Irma Jean Young Smith (1941-2016), a Pulaski native, had a passion for extraordinary hats. She began collecting in the 1960s, eventually accumulating over 150 hats over her lifetime.
“She had several favorite shops outside of the area that she would visit or would have friends visit, just so she wouldn’t have the same hat as everyone else,” said Robert Smith Jr, Irma Jean’s husband of over five decades. “She affectionately became known as the ‘Hat Lady.’”
African-American women have created a tradition of wearing colorful and extravagant hats to Sunday church services. These traditions, which originally stem from West African hairdressings, have morphed as a result of slavery and oppression. They illustrate the strength and beauty that has blossomed out of survival: survival and capture in Africa; transport over the Atlantic Ocean; and through the hardships of slavery, Reconstruction, Jim Crow, and the Civil Rights movement in the 1960s. “These hats illustrate a sense of individuality which their slave ancestors were not given the luxury of,” remarked curator Ashley Webb.

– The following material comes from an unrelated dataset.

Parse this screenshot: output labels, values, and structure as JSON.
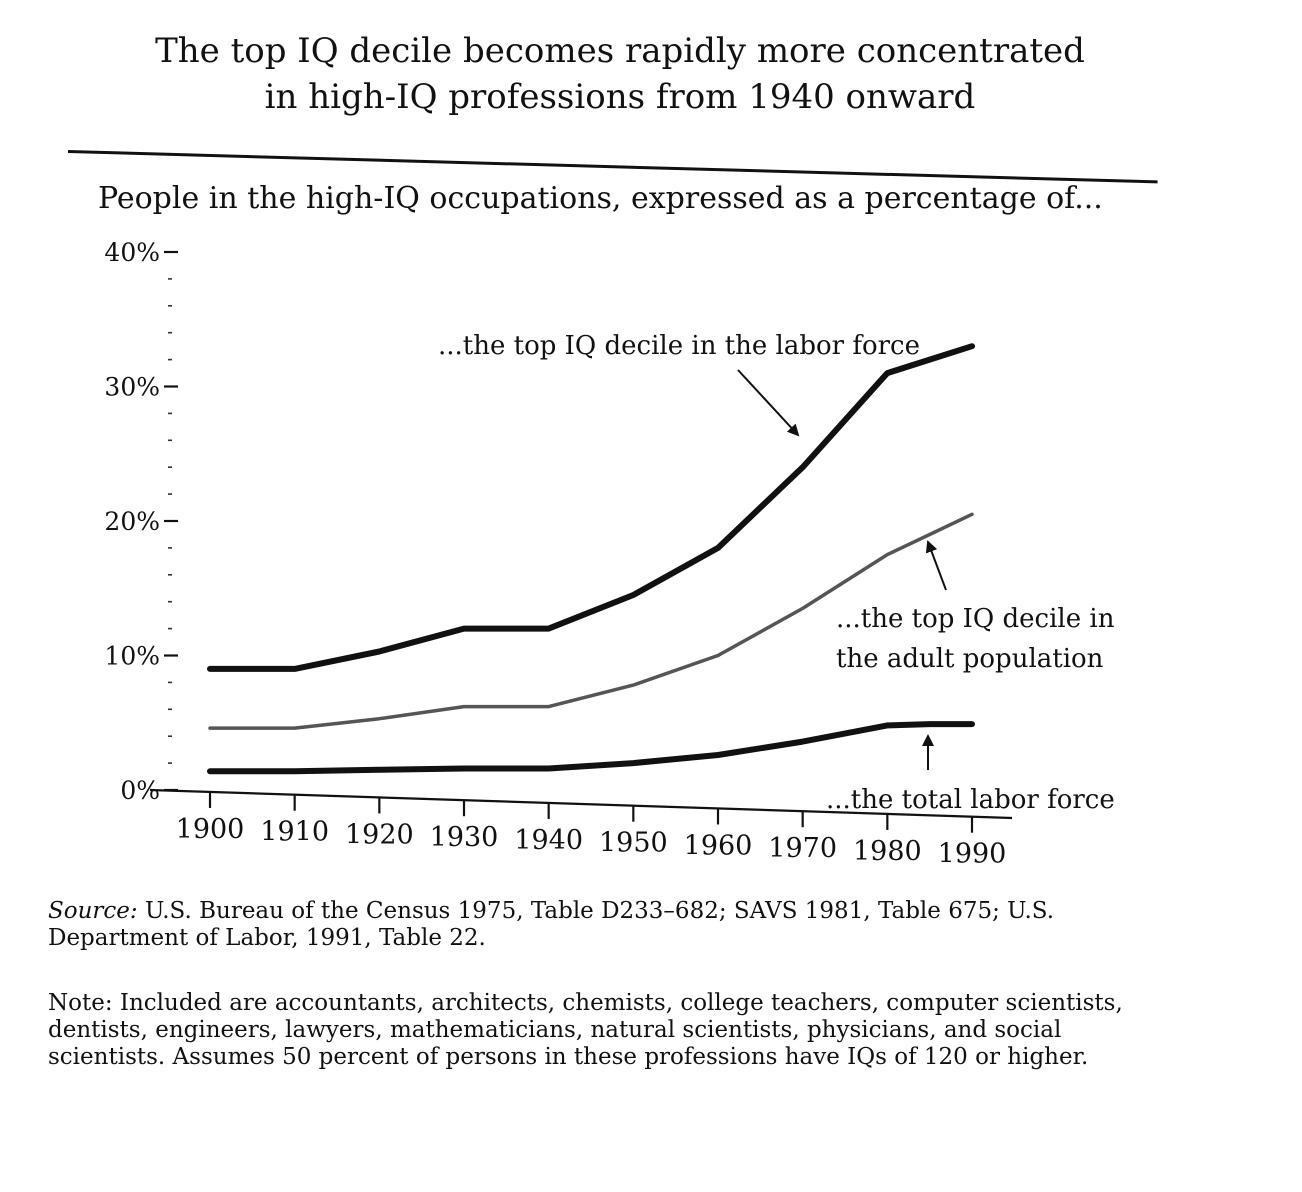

The tradition of elaborate hairdressings, filled with braids, beads, and other adornments, is still a practice among certain African tribes. After 1619, when 20 Africans were brought as indentured servants to the colony of Jamestown, the European settlers began to slowly strip their identities, freedoms, and individualism from them, transforming them from human beings to property. Their heads were shaved to curb lice, to illustrate dominance, as well as their status as a slave. Despite this, African-Americans created their own individuality by sprucing up the head scarf fabrics given to them by their masters. This practice was most prevalent on Sundays, and hailed from the individualistic hairstyles and adornments taken away from them generations earlier. The hats of Irma Jean Young Smith illustrate this continuation of a sense of individuality and cultural pride.
The opening of this exhibit will be on January 8, from 2-4 at the Harrison Museum of African-American Culture on the 2nd floor of Center in the Square, Downtown Roanoke. Admission for the opening will be $20.
Additionally, during the exhibit, which will run until April 30, 2017, the museum will host an evening lecture, a Tea and Hat Show, and a kids program.